Week 7 Communicate with RL?

From last week, we showed the hippo demo that we have to our client and faculty. The feedback that we got is to add more elements into the current hippo demo to see if there are any interesting behavior of the RL agent. 

We then have a couple design meetings together to talk about what we want to add into the current environment to make the demo more complex. We decided to start from add multiple goals to the hippo, and even think about have the hippo physical structure changes. And we think even further, what if the agent will switch goals during the gameplay or there are other agents with totally different goals. We then come up with 5 different layers of complexity add on top of the basic one. First layer is the base demo we had in week 6.

Second layer of complexity for the hippo demo
Third layer of complexity for the hippo demo
4th layer of complexity for the hippo demo
5th layer of complexity for the hippo demo

During implementing phase, we encountered some questions like, when the system becomes complicated, it starts to become hard to tune the parameters in order to get the results we want for the RL agent. Also, once there are a new component add into the environment, the system need to be retrained. This is something we will have to think about for the long term.

In our faculty meeting, we again talked about the puzzle game idea from our 6 ideas during quarters. We think that it is still worth spending these 2 weeks to implement a small demo to show it to our client and get some feedback from her. The communication between the agent and the player is a more innovative idea. 

We set up a scenario of Imagining a jungle world where you and your friend are roleplaying two birds. You two have to go through a series of stairs to win.

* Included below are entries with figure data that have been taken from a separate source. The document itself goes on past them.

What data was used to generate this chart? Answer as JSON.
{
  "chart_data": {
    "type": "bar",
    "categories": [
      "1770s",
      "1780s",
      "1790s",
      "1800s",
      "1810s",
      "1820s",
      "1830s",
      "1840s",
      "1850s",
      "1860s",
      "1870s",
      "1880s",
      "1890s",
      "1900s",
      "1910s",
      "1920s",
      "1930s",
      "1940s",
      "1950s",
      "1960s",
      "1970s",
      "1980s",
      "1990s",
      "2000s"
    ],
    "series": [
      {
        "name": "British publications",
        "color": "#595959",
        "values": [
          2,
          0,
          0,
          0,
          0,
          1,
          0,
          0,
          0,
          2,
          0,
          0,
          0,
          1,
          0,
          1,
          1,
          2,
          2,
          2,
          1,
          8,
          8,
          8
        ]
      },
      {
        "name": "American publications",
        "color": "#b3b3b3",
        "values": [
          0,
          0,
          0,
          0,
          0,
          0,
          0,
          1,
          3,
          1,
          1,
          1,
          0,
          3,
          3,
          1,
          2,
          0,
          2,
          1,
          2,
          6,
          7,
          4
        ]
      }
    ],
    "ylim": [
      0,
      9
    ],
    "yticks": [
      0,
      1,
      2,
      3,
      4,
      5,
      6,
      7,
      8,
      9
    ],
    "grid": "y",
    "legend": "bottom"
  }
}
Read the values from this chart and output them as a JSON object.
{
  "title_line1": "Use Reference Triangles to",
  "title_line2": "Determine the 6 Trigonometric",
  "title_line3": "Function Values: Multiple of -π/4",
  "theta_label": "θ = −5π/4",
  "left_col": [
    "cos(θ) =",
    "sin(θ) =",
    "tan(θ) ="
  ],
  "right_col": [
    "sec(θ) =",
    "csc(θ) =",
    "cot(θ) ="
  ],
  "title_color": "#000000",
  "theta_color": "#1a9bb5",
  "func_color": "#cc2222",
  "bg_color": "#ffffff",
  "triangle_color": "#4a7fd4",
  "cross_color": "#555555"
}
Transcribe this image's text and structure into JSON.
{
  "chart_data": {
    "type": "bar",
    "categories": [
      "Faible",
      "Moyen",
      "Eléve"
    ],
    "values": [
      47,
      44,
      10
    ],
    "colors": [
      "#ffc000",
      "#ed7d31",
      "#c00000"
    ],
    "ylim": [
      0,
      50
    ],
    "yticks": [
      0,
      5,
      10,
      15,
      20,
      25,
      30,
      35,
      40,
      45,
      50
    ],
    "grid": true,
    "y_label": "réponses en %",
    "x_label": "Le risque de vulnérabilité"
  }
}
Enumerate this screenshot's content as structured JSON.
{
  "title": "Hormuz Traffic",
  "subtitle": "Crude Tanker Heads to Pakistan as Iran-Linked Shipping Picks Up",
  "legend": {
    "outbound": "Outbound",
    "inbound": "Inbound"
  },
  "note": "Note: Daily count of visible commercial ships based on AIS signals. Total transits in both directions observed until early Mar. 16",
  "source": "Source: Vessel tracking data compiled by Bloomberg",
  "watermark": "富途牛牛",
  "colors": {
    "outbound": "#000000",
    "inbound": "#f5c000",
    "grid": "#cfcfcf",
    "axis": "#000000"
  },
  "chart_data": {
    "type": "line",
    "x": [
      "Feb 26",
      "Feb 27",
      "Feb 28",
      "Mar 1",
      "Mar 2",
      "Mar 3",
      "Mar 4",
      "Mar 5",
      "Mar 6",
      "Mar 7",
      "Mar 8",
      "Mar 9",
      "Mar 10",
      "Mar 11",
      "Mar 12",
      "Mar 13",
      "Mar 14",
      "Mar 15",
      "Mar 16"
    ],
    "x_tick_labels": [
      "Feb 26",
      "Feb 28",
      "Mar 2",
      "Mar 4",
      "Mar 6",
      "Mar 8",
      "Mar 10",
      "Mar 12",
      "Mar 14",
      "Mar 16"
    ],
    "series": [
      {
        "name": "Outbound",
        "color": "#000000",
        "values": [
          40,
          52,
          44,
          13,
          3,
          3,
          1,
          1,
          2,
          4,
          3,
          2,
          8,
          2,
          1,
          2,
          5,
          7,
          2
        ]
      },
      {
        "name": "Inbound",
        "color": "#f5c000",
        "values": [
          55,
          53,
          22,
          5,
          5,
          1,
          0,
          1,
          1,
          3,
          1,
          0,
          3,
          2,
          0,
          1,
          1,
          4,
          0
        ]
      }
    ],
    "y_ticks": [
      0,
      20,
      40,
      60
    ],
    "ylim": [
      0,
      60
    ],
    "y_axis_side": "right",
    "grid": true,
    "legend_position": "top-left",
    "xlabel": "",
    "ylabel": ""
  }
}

However, both of you can only see your partner’s stairs ahead, not yourselves’. You must take turns to jump and rely on your partner to give instructions. You two are allowed to communicate through limited yet creative methods like sending emojis and making sounds. 

The agent is trained to respond to player’s behaviors and reactions. The goal is to make it responsive to the dynamic behavior patterns of a player.

It’s unrealistic to have a human player keeps playing the game for a long period of time to train the RL agent. The PlayerAI system is a simulated version of the human player designed to train against the RL system on a reinforcing basis.

To mimic the complexity of player behavior, the PlayerAI is constructed with variables in Movement and Communication based on the game mechanic. Then, by adjusting the parameters for example vision, reaction time, expertise, we generate 3 types of Preference as the input source of RL system.

PlayerAI set up with different complexity element. The white chicken is the RL and yellow chicken is player.

After showing this demo, Erin has more idea of what we would like to convey before, and she mentioned she would like to see a design documentation of this to think more. 

Our client likes both of the ideas, and she thinks that there are both interesting design element and lessons to learn. It will be hard to choose one out of the two ideas, but she encourages us to keep iterating and exploring!

This Friday, we had a field trip to the computer history museum in Mountain View. We spent a nice afternoon learning about the history of computer and different new technologies utilized nowadays. It is a great chance for us to take a bit rest from our halves presentation. One more week from halves, here we go!

Complicated wires of computer in the computer history museum!